“Edukasi secara masif diperlukan, agar masyarakat bisa menjalankan fungsi 2P, yaitu sebagai pelapor dan pelopor kasus kekerasan. Termasuk TPPO agar kasus bisa diungkap dan korban bisa ditangani,” ucapnya.
Ia menegaskan, upaya pencegahan dan kampanye anti kekerasan terhadap perempuan dan anak, perlu terus dimassifkan sembari menyiapkan kebijakan yang komprehensif dan mendalam.
Atas dasar itu, peningkatan peran masyarakat sangat penting untuk terus ditingkatkan. Minimal dimulai dari diri sendiri dan keluarga dan cara membangun komunikasi yang baik antar anggota keluarga, serta penguatan pengetahuan agama.
“Upaya ini harus dibangun sejak dari dalam keluarga, agar keluarga lebih bisa memahami kondisi yang ada.
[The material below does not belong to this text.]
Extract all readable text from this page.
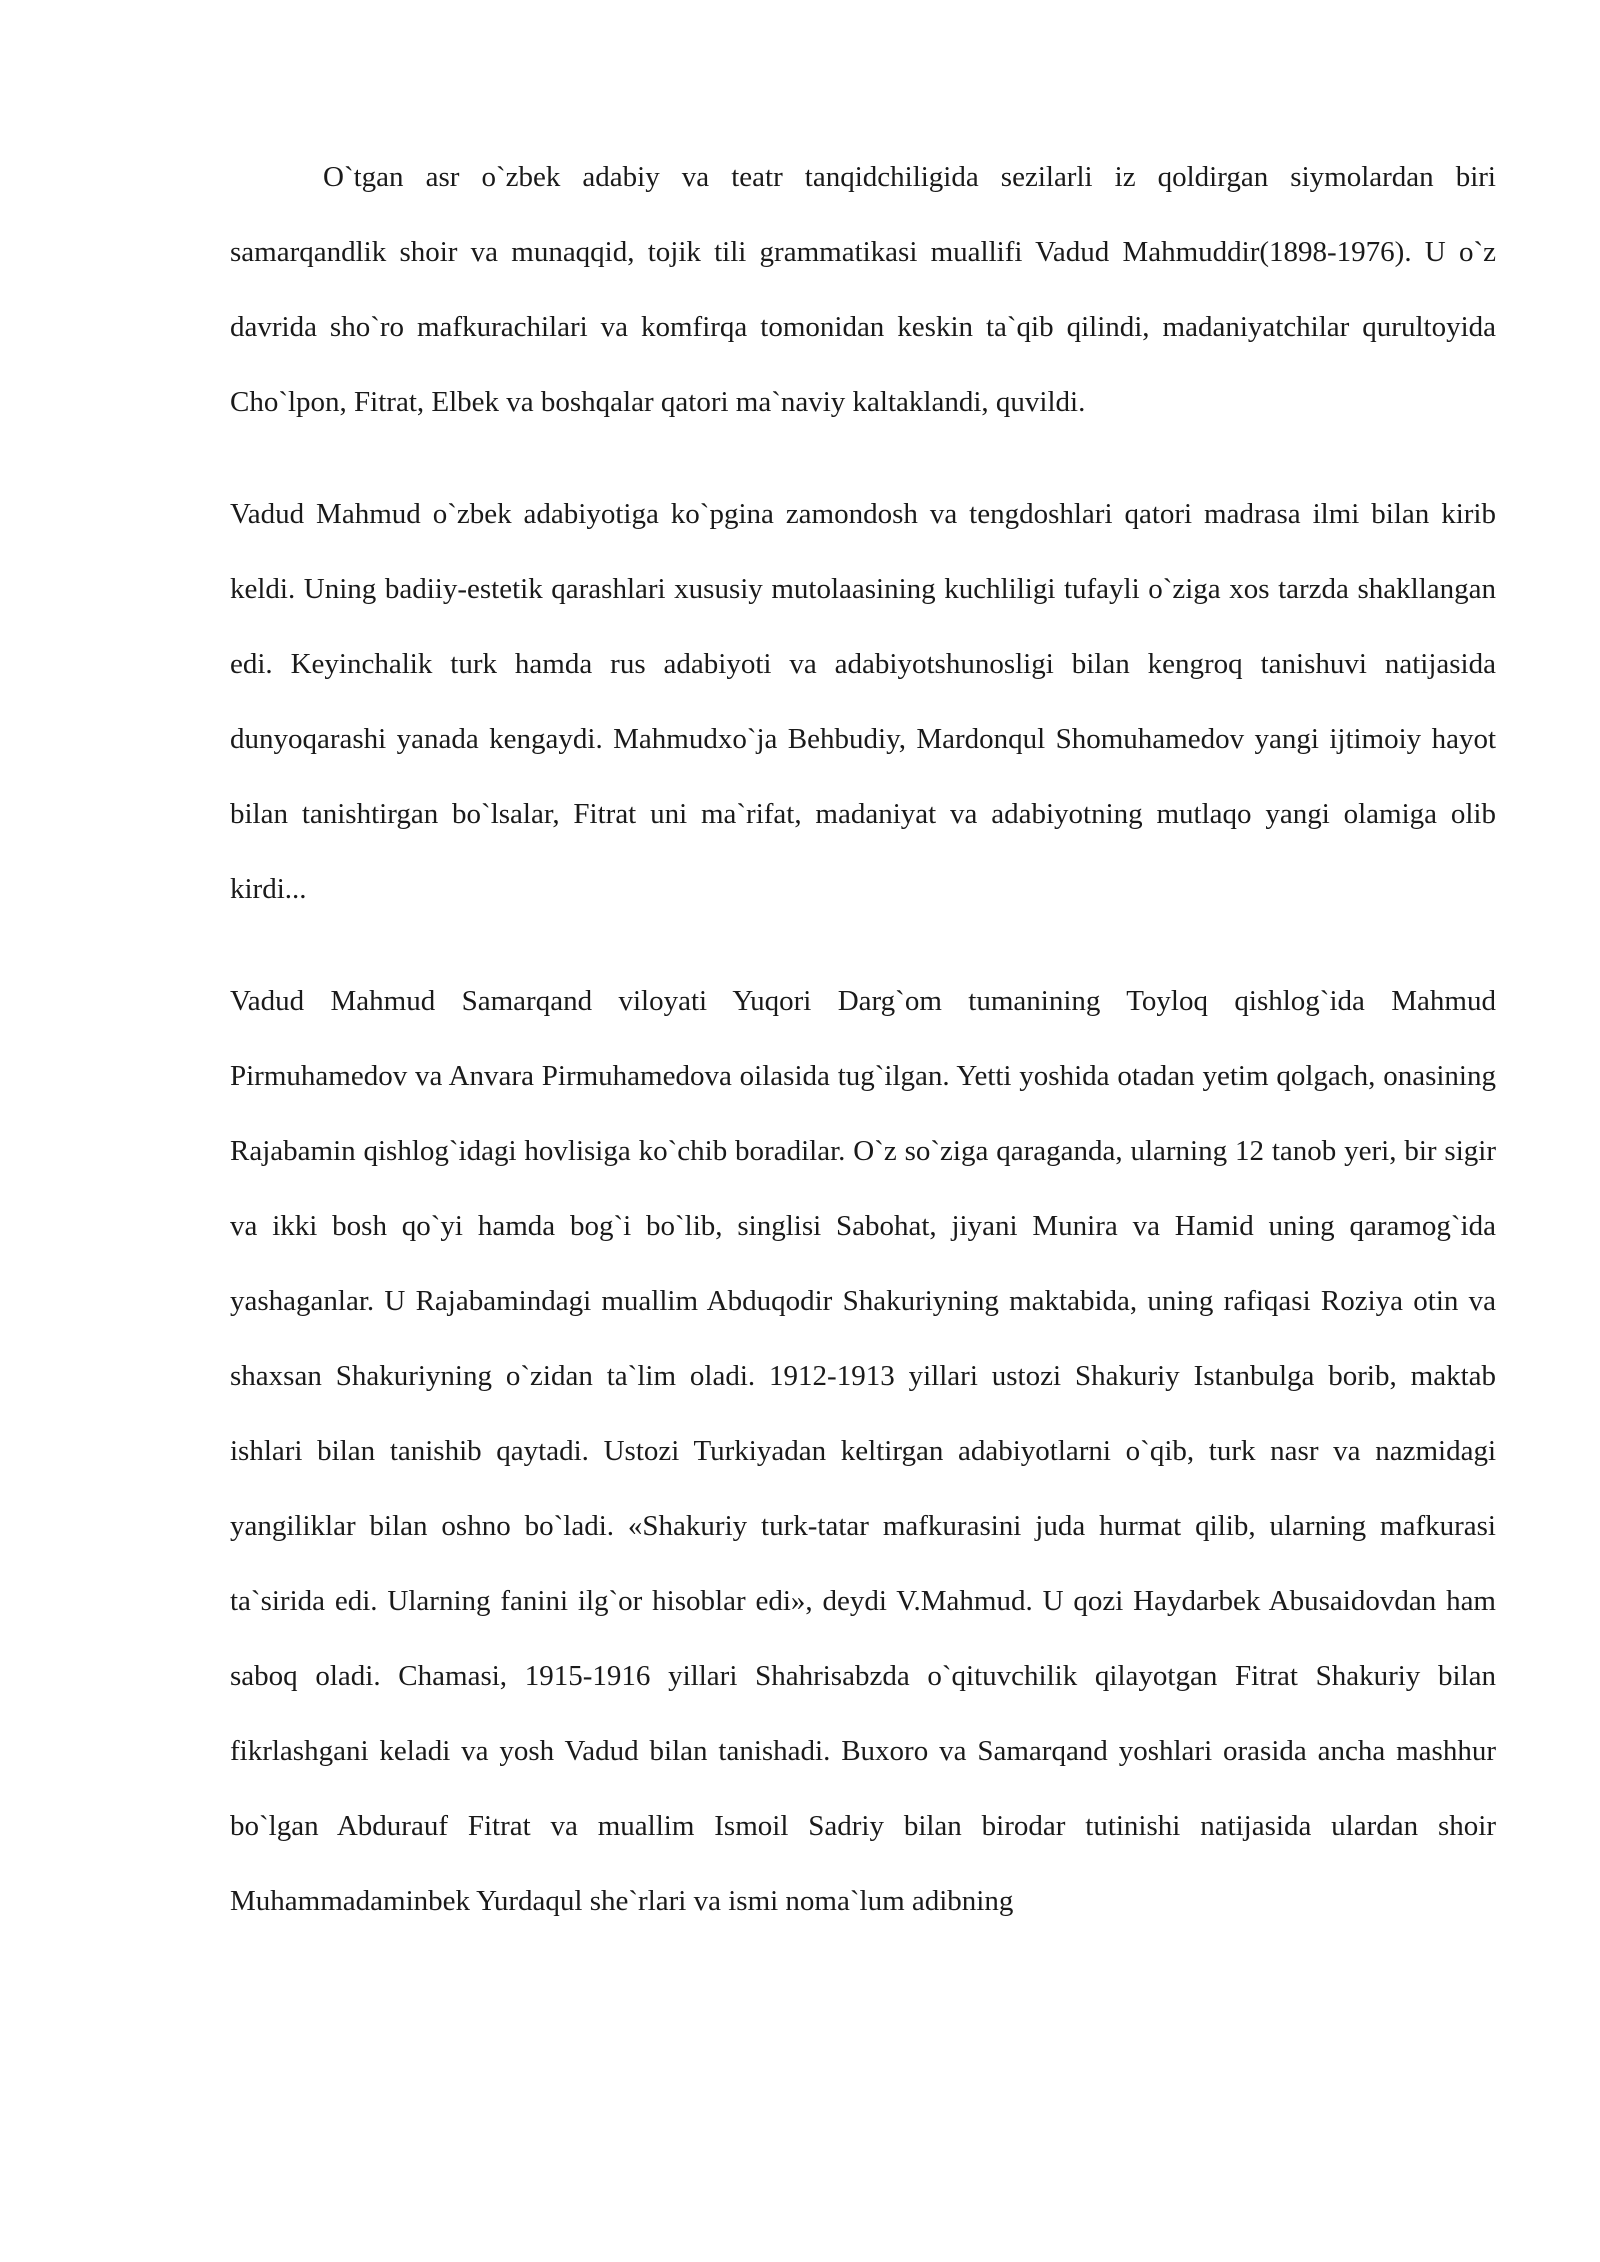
O`tgan asr o`zbek adabiy va teatr tanqidchiligida sezilarli iz qoldirgan siymolardan biri samarqandlik shoir va munaqqid, tojik tili grammatikasi muallifi Vadud Mahmuddir(1898-1976). U o`z davrida sho`ro mafkurachilari va komfirqa tomonidan keskin ta`qib qilindi, madaniyatchilar qurultoyida Cho`lpon, Fitrat, Elbek va boshqalar qatori ma`naviy kaltaklandi, quvildi.

Vadud Mahmud o`zbek adabiyotiga ko`pgina zamondosh va tengdoshlari qatori madrasa ilmi bilan kirib keldi. Uning badiiy-estetik qarashlari xususiy mutolaasining kuchliligi tufayli o`ziga xos tarzda shakllangan edi. Keyinchalik turk hamda rus adabiyoti va adabiyotshunosligi bilan kengroq tanishuvi natijasida dunyoqarashi yanada kengaydi. Mahmudxo`ja Behbudiy, Mardonqul Shomuhamedov yangi ijtimoiy hayot bilan tanishtirgan bo`lsalar, Fitrat uni ma`rifat, madaniyat va adabiyotning mutlaqo yangi olamiga olib kirdi...

Vadud Mahmud Samarqand viloyati Yuqori Darg`om tumanining Toyloq qishlog`ida Mahmud Pirmuhamedov va Anvara Pirmuhamedova oilasida tug`ilgan. Yetti yoshida otadan yetim qolgach, onasining Rajabamin qishlog`idagi hovlisiga ko`chib boradilar. O`z so`ziga qaraganda, ularning 12 tanob yeri, bir sigir va ikki bosh qo`yi hamda bog`i bo`lib, singlisi Sabohat, jiyani Munira va Hamid uning qaramog`ida yashaganlar. U Rajabamindagi muallim Abduqodir Shakuriyning maktabida, uning rafiqasi Roziya otin va shaxsan Shakuriyning o`zidan ta`lim oladi. 1912-1913 yillari ustozi Shakuriy Istanbulga borib, maktab ishlari bilan tanishib qaytadi. Ustozi Turkiyadan keltirgan adabiyotlarni o`qib, turk nasr va nazmidagi yangiliklar bilan oshno bo`ladi. «Shakuriy turk-tatar mafkurasini juda hurmat qilib, ularning mafkurasi ta`sirida edi. Ularning fanini ilg`or hisoblar edi», deydi V.Mahmud. U qozi Haydarbek Abusaidovdan ham saboq oladi. Chamasi, 1915-1916 yillari Shahrisabzda o`qituvchilik qilayotgan Fitrat Shakuriy bilan fikrlashgani keladi va yosh Vadud bilan tanishadi. Buxoro va Samarqand yoshlari orasida ancha mashhur bo`lgan Abdurauf Fitrat va muallim Ismoil Sadriy bilan birodar tutinishi natijasida ulardan shoir Muhammadaminbek Yurdaqul she`rlari va ismi noma`lum adibning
Sebab kekerasan terhadap perempuan bukan hanya kekerasan secara fisik, tetapi juga mencakup kekerasan psikis dan kekerasan sosial,” katanya.
Rosmadeli menilai, saat ini masyarakat masih sering salah persepsi terkait dengan bentuk kasus kekerasan terhadap perempuan dan anak. Sebagian orang menganggap tindakannya adalah sebagai cara untuk mendidik, namun hal tersebut sebenarnya merupakan tindak kekerasan terhadap perempuan maupun anak.
Berdasarkan lokasi terjadinya kekerasan, sambung Rosmadeli, rata-rata perempuan mengalami tindakan kekerasan saat berada di lingkungan rumah atau domestik dibandingkan saat berada di lingkungan publik atau komunitas.
Kekerasan di lingkungan domestik lebih sulit untuk di deteksi karena bersifat tertutup atau tidak terlihat secara langsung. Lain halnya dengan kekerasan yang terjadi di lingkungan publik yang nyata terlihat dan diketahui khalayak ramai.